I'd consider myself an intermediate home cook at this point, but these numbers were still accurate when I first started cooking in college.


OP mentions 'factory farms', which are where most of the affordable meat in the US (and probably the world as well) comes from. Most people can't afford to buy free-range chicken, and are left with stuff like factory-farmed producers like Tyson and Purdue.


I would interpret rgrieselhuber's and diminoten's comments as not buying, for example, eggs or milk that come from "factory farms", and instead opting for only foods that come from organic farming which do tend to be more expensive.


I've purchased chicken nuggets in Sweden, so I'm not buying this "we never buy chicken nuggets" line...


I believe 'we' referred simply to himself and his familial unit.

But I'm making just as many assumptions as you are, so either could be the case. Based on his argument, though, I think it's not likely he was speaking for all of Sweden.


You're correct. I was only speaking for my family.


This sort of screw-up is hardly unique to large-scale processing.

I once bought a cookie at a local coffee shop where they hand make them from scratch on site, and it had pecan shells baked into it. Not just little pieces, but big solid ones. At least I hope it was pecan shells.
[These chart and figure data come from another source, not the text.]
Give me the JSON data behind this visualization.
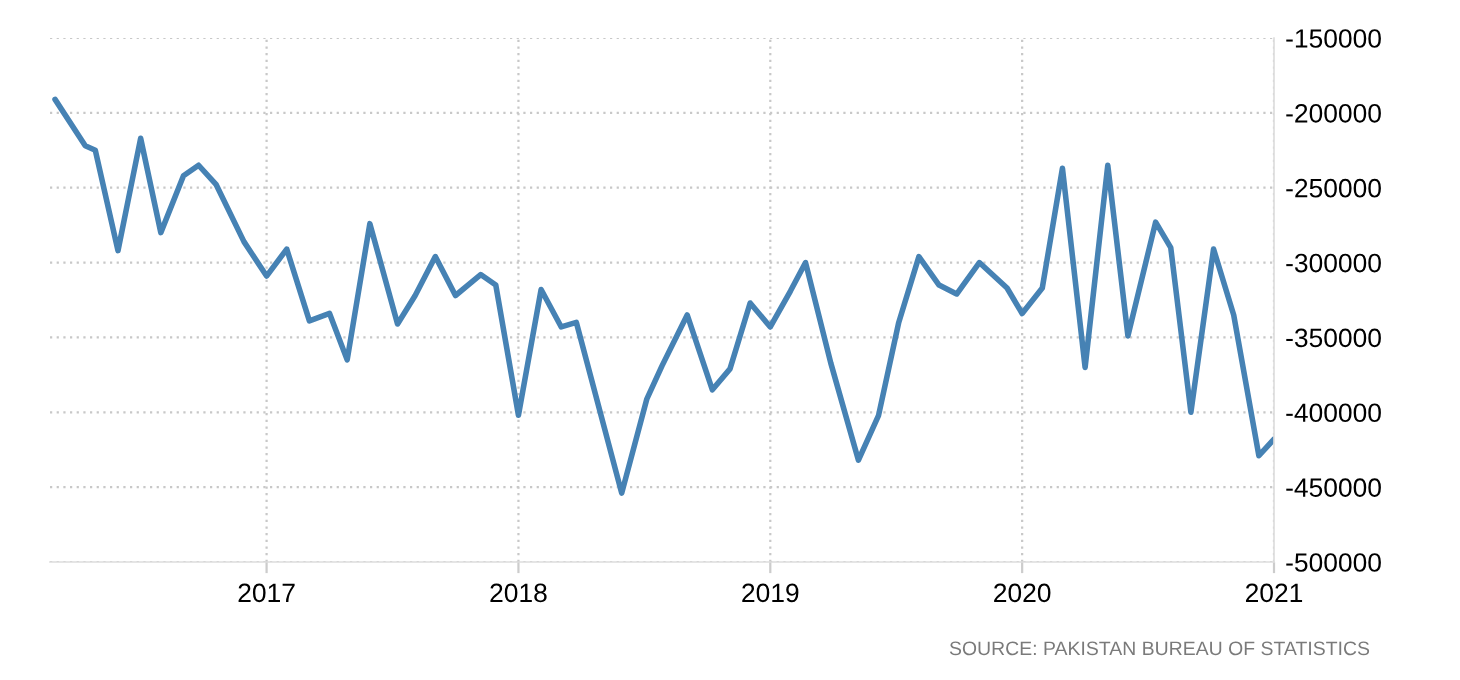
{
  "chart_data": {
    "type": "line",
    "series": [
      {
        "color": "#4682b4",
        "x": [
          2016.16,
          2016.28,
          2016.32,
          2016.41,
          2016.5,
          2016.58,
          2016.67,
          2016.73,
          2016.8,
          2016.91,
          2017.0,
          2017.08,
          2017.17,
          2017.25,
          2017.32,
          2017.41,
          2017.52,
          2017.59,
          2017.67,
          2017.75,
          2017.85,
          2017.91,
          2018.0,
          2018.09,
          2018.17,
          2018.23,
          2018.41,
          2018.51,
          2018.57,
          2018.67,
          2018.77,
          2018.84,
          2018.92,
          2019.0,
          2019.08,
          2019.14,
          2019.24,
          2019.35,
          2019.43,
          2019.51,
          2019.59,
          2019.67,
          2019.74,
          2019.83,
          2019.94,
          2020.0,
          2020.08,
          2020.16,
          2020.25,
          2020.34,
          2020.42,
          2020.53,
          2020.59,
          2020.67,
          2020.76,
          2020.84,
          2020.94,
          2021.0
        ],
        "values": [
          -191000,
          -222000,
          -225000,
          -292000,
          -217000,
          -280000,
          -242000,
          -235000,
          -248000,
          -286000,
          -309000,
          -291000,
          -339000,
          -334000,
          -365000,
          -274000,
          -341000,
          -322000,
          -296000,
          -322000,
          -308000,
          -315000,
          -402000,
          -318000,
          -343000,
          -340000,
          -454000,
          -391000,
          -369000,
          -335000,
          -385000,
          -371000,
          -327000,
          -343000,
          -319000,
          -300000,
          -367000,
          -432000,
          -402000,
          -340000,
          -296000,
          -315000,
          -321000,
          -300000,
          -317000,
          -334000,
          -317000,
          -237000,
          -370000,
          -235000,
          -349000,
          -273000,
          -290000,
          -400000,
          -291000,
          -335000,
          -429000,
          -418000
        ]
      }
    ],
    "xlim": [
      2016.14,
      2021.0
    ],
    "xticks": [
      2017,
      2018,
      2019,
      2020,
      2021
    ],
    "ylim": [
      -500000,
      -150000
    ],
    "yticks": [
      -500000,
      -450000,
      -400000,
      -350000,
      -300000,
      -250000,
      -200000,
      -150000
    ],
    "grid": true,
    "line_style": "solid",
    "annotations": [
      "SOURCE: PAKISTAN BUREAU OF STATISTICS"
    ]
  }
}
Whatever it was, it was very hard, and I could have broken a tooth.

Another time, a deli counter at a grocery store tried to sell me a pre-made sandwich that very clearly had 2 or 3 bites taken out of it. There was something off about one of their employees, so I guess they must've felt like a snack and then put the partially-eaten sandwich back into the display case.

And another time, a member of my dining party found a large steel wool scrub pad floating in their big bowl of soup at a Chinese restaurant. The restaurant was normally very good, so I suppose it was probably some kind of relatively innocent mistake like a scrub pad falling off a shelf into the soup pot and nobody noticing.

Which reminds me, there was another local grocery store where people kept getting sick, and they finally figured out a mentally disturbed employee was intentionally putting mothballs in the soup.

Mistakes happen, and that's definitely not a good thing, but I'm not even convinced it's more common with larger food processing companies. Though there are some companies that seem to have a bad attitude and just don't care, Tyson being one that I'm not confident about.